Le Pen has tried to reassure the business community. “The financial markets do not really understand the National Rally project,” she told Le Figaro on Sunday. “They have only heard the caricature of our project. When they read about it, they think it’s reasonable.”
The left-wing NFP alliance has not made similar overtures. But it portrays its economic plans as more responsible because of billions of euros in planned tax increases to pay for the increased spending.
“We will finance this program by reaching into the pockets of those who can most afford it,” said Olivier Faure, head of the Socialist Party.

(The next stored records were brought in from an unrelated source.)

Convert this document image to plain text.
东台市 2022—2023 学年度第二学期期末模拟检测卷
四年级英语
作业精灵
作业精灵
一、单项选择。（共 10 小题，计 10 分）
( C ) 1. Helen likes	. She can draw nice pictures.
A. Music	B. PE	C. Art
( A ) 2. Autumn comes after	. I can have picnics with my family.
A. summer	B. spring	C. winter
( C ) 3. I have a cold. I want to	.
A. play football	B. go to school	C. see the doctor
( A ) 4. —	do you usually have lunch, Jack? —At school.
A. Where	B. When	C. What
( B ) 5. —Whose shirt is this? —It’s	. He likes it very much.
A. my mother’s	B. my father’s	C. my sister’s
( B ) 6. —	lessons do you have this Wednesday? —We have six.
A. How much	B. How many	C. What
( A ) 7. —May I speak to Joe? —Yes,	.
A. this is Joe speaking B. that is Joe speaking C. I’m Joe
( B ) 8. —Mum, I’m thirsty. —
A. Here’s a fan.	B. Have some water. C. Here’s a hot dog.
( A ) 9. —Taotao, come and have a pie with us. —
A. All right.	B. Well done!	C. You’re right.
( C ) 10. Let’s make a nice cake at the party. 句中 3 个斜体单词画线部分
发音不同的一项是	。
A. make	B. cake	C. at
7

The NFP’s program includes scrapping Macron’s pension reforms, increasing salaries and social benefits in the public sector, raising the minimum wage by 14 percent and freezing the price of basic food and energy.
It would reintroduce a wealth tax, eliminate many tax breaks for the wealthy and raise income taxes on the highest earners.
Business leaders shy away from such ideas. “The left’s economic program is completely unacceptable and would lead France to abandon the capitalist system,” said one high-profile entrepreneur concerned about the election choice. “Bardella may look reassuring, but the far right is a threat to democracy, and not just to the economy.”